Although initially founded by motorcyclists, the organization is open to anyone, regardless of political affiliation, veteran status, or whether they ride or not. The only prerequisite is "a deep respect for those who serve our country; military and first responders. The Patriot Guard was established in Mulvane, Kansas, at American Legion Post 136 in 2005. The founder members incorporated the organization as a 501(c)(3) non-profit in the State of Oklahoma on February 21, 2006.
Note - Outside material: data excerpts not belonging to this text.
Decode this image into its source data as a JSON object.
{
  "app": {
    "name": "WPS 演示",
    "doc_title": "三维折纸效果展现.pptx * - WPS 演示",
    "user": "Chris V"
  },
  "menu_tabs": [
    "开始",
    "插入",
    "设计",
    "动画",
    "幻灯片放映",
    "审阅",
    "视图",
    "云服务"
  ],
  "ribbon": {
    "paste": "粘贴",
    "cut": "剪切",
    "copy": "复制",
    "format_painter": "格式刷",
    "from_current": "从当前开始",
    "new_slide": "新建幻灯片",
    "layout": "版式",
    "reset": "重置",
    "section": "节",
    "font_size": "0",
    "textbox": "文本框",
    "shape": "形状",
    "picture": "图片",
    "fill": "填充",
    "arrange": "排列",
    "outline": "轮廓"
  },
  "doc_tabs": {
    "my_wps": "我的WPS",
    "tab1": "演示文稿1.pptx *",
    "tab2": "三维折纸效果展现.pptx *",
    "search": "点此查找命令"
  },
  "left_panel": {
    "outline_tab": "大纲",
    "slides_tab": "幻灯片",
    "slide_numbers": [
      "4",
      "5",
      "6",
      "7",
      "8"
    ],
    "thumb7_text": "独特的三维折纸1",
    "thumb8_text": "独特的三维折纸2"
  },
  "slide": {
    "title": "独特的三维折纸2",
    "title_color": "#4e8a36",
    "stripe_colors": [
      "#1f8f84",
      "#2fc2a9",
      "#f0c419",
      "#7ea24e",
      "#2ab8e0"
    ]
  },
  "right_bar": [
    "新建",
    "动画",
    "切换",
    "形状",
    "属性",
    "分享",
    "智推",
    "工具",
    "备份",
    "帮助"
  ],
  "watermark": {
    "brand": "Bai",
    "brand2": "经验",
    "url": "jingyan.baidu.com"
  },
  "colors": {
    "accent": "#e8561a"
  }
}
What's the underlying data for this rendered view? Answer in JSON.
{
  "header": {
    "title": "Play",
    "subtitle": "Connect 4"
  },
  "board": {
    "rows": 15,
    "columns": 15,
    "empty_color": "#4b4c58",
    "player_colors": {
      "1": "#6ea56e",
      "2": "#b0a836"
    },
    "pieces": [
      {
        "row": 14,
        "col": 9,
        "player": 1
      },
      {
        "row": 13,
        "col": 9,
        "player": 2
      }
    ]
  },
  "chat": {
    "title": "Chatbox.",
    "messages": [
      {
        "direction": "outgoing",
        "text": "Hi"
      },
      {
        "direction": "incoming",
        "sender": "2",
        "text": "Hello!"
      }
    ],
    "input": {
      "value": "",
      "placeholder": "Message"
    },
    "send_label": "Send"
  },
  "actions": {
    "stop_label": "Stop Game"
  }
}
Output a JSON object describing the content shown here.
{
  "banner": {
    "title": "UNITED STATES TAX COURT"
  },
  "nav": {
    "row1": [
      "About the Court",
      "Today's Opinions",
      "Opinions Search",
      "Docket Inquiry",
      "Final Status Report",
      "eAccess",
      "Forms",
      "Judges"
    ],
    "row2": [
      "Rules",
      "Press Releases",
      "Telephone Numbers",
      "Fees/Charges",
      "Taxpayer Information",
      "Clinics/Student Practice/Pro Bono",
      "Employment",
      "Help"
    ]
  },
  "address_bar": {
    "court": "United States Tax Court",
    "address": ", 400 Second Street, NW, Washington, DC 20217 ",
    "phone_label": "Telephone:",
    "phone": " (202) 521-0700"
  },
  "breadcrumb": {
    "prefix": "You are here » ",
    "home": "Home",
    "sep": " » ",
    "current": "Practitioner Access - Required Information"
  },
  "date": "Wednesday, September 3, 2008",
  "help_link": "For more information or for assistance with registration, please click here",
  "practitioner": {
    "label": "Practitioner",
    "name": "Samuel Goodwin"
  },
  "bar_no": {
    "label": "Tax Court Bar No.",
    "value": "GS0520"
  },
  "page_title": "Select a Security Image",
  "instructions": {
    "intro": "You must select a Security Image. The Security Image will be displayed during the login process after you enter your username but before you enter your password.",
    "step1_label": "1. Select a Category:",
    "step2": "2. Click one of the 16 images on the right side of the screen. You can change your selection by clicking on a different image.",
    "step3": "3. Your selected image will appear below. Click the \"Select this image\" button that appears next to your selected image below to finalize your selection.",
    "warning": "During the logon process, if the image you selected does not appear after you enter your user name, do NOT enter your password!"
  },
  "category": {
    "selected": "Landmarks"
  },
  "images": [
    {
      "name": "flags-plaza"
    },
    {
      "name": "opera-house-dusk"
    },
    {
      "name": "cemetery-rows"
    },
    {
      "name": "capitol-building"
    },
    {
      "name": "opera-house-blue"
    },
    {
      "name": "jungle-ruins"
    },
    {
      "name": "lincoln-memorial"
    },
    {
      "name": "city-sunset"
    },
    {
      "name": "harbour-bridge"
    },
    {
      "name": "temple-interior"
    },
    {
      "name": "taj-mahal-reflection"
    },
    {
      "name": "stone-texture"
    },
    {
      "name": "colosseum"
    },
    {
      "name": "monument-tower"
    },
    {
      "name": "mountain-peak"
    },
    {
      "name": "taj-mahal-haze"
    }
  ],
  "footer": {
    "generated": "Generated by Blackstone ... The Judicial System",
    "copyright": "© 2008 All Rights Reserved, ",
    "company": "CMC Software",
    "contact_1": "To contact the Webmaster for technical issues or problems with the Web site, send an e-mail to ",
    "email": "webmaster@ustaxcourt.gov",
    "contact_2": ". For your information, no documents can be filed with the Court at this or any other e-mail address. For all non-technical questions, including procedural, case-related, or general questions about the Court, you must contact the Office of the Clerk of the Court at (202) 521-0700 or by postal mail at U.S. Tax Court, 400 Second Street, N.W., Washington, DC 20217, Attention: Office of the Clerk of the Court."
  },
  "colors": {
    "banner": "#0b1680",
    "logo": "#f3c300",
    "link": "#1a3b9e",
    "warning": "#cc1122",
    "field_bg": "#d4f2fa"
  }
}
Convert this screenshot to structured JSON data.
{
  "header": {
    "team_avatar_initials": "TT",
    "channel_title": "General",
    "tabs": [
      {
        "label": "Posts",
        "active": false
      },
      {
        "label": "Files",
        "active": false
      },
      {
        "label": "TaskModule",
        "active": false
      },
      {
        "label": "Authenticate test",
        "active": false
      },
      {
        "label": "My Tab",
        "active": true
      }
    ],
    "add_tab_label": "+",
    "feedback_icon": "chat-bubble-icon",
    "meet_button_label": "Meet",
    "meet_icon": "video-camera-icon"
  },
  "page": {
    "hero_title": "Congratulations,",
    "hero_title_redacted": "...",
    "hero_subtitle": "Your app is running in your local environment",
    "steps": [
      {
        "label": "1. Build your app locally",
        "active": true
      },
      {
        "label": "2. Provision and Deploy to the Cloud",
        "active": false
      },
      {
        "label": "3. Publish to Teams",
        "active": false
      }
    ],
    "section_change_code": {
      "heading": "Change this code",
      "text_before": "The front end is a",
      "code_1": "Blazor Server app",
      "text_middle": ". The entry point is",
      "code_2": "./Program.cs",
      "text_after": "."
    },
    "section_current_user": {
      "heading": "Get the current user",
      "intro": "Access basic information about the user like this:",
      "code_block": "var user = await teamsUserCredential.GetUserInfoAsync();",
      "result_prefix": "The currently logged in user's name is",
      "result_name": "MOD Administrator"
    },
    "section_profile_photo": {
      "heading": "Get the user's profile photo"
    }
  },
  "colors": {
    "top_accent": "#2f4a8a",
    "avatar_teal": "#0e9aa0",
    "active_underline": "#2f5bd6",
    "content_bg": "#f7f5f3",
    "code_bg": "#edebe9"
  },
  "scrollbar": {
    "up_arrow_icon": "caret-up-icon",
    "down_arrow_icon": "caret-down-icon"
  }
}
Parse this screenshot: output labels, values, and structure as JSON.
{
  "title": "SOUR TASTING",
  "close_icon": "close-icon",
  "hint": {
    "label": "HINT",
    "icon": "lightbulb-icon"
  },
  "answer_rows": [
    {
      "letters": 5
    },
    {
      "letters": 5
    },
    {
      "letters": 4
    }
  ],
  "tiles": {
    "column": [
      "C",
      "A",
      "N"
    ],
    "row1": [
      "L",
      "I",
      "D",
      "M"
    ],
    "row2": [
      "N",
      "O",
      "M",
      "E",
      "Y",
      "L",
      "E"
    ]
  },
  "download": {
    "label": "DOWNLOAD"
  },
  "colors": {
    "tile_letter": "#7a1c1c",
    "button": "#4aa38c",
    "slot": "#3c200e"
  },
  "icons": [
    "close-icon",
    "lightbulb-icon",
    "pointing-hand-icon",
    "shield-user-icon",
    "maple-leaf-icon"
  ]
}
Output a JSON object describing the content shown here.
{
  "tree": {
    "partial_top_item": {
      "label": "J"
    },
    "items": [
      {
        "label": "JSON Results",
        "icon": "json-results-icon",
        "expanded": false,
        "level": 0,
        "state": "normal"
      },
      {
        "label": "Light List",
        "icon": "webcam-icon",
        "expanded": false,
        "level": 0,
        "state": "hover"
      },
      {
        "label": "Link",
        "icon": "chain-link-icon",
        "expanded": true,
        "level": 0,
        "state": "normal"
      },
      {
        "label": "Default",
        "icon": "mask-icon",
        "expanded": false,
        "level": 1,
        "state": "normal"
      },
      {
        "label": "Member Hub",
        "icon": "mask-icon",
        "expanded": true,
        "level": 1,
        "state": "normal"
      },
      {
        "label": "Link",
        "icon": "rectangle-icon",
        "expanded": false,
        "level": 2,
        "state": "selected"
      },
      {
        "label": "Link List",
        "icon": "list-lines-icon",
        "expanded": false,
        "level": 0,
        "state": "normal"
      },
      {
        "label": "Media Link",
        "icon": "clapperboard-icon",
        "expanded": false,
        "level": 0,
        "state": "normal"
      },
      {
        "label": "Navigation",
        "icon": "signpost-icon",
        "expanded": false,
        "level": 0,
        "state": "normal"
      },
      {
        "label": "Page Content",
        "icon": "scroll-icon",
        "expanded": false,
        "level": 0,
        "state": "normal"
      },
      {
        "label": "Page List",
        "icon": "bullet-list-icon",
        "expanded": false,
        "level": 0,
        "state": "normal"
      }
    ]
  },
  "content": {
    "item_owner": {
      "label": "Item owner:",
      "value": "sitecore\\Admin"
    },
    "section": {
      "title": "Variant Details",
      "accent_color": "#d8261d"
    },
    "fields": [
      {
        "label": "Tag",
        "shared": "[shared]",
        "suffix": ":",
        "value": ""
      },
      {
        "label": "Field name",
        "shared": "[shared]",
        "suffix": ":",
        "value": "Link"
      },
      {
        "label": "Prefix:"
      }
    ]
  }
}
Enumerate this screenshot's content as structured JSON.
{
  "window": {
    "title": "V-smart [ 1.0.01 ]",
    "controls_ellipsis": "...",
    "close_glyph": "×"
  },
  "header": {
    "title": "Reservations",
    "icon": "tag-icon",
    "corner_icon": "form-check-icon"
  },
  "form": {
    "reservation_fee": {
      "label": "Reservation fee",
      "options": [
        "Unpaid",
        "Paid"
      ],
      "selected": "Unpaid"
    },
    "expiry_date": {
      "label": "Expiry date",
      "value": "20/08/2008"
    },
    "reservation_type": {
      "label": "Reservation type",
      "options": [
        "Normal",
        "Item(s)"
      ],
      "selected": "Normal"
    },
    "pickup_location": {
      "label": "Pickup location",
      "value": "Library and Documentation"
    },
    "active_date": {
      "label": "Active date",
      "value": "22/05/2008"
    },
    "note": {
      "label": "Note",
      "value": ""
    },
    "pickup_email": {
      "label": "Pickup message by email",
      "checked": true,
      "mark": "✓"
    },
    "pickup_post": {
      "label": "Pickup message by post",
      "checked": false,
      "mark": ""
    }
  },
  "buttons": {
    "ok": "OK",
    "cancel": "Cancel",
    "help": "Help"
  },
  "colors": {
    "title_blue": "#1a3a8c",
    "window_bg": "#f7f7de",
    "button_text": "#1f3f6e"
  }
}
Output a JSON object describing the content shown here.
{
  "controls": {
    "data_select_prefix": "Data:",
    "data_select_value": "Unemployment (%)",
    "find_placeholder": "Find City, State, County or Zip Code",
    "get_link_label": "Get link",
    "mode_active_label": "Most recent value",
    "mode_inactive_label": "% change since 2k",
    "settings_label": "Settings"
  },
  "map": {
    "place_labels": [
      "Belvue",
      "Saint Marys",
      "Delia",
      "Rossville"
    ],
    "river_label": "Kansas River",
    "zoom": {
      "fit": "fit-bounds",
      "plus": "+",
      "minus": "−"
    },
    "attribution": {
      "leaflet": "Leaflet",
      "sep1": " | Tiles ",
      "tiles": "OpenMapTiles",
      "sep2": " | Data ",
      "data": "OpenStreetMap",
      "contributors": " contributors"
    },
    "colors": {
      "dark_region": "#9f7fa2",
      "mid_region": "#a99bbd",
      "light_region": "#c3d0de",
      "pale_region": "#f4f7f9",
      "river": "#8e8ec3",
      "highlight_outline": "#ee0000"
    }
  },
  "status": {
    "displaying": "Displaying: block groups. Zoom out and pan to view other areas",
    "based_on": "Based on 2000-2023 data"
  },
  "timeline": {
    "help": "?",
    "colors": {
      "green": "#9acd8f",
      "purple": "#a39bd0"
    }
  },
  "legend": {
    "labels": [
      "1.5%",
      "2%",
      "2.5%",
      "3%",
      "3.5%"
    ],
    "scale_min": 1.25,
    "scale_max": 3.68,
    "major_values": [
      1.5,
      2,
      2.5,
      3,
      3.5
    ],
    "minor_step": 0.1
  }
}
The group's mission quickly expanded to include the funerals of law enforcement officers, fire department personnel, all first responders, and any active duty member or veteran of the U.S. Armed Forces from all previous wars and conflicts and is now largely focused on recognizing and honoring the sacrifices of dead service members as well as their families and loved ones. As of March 2011, PGR reported over 220,000 members. In addition to their attendance at funerals, the group also greets troops returning from overseas at welcome home celebrations, deployment ceremonies, and performs volunteer work for veteran's organizations such as Veterans Homes. The group also assists families in financial difficulties with travel and housing arrangements, and visits military hospitals to encourage and honor wounded service members of the United States Armed Forces.

===Trademark lawsuit===
In 2007, the Patriot Guard Riders attempted to register the name with United States Patent and Trademark Office. One of the organization's founding members and first President, Jeff Brown, who previously operated the PGR merchandise store, filed an objection. PGR rebuked this, stating in papers filed with the Patent and Trademark Office that Brown had been ejected as a director of PGR in November 2006, and had therefore relinquished all rights to the store and the organization's name. After resigning, Brown filed a trademark request, but this was rejected since the PGR had submitted its own request. PGR contacted all its members asking for donations to establish a defense fund for the lawsuit.

As of 16 July 2012 the Trademark Trial and Appeal Board (TTAB) rendered its decision to Brown's opposition of the PGR, Inc's registration. They stated: "The record further reflects that during Brown's tenure as Executive Director, despite his use of personal funds, he was acting in his official capacity when ordering the collateral merchandise to sell on the online store. Consumers who bought the goods prior to Brown's departure and the subsequent creation of "Twister's Store" were led to believe the goods originated from the PGR. Hence, Brown cannot prevail on his claim of priority since he cannot show by a preponderance of the evidence a prior proprietary interest in the word mark PATRIOT GUARD RIDERS for collateral merchandise. Decision: The opposition is dismissed."

===Defending their trademark===
After successfully registering multiple trademarks, the Patriot Guard Riders (PGR), Inc., began taking steps to enforce and defend its marks from unauthorized use.

A group in Michigan split from the PGR but continued to use multiple marks while conducting fundraising activities, most notably adopting the name "Michigan Patriot Guard" (MPG). The PGR made multiple requests of the MPG to cease and desist utilizing the name and trademarks. When the MPG failed to comply, the PGR filed a lawsuit in US District Court of Flint, Michigan.

Before the lawsuit went to trial, the PGR and MPG reached a settlement. As part of the agreement, the MPG will change its name. The organization's new name is Michigan Bikers Helping Veterans.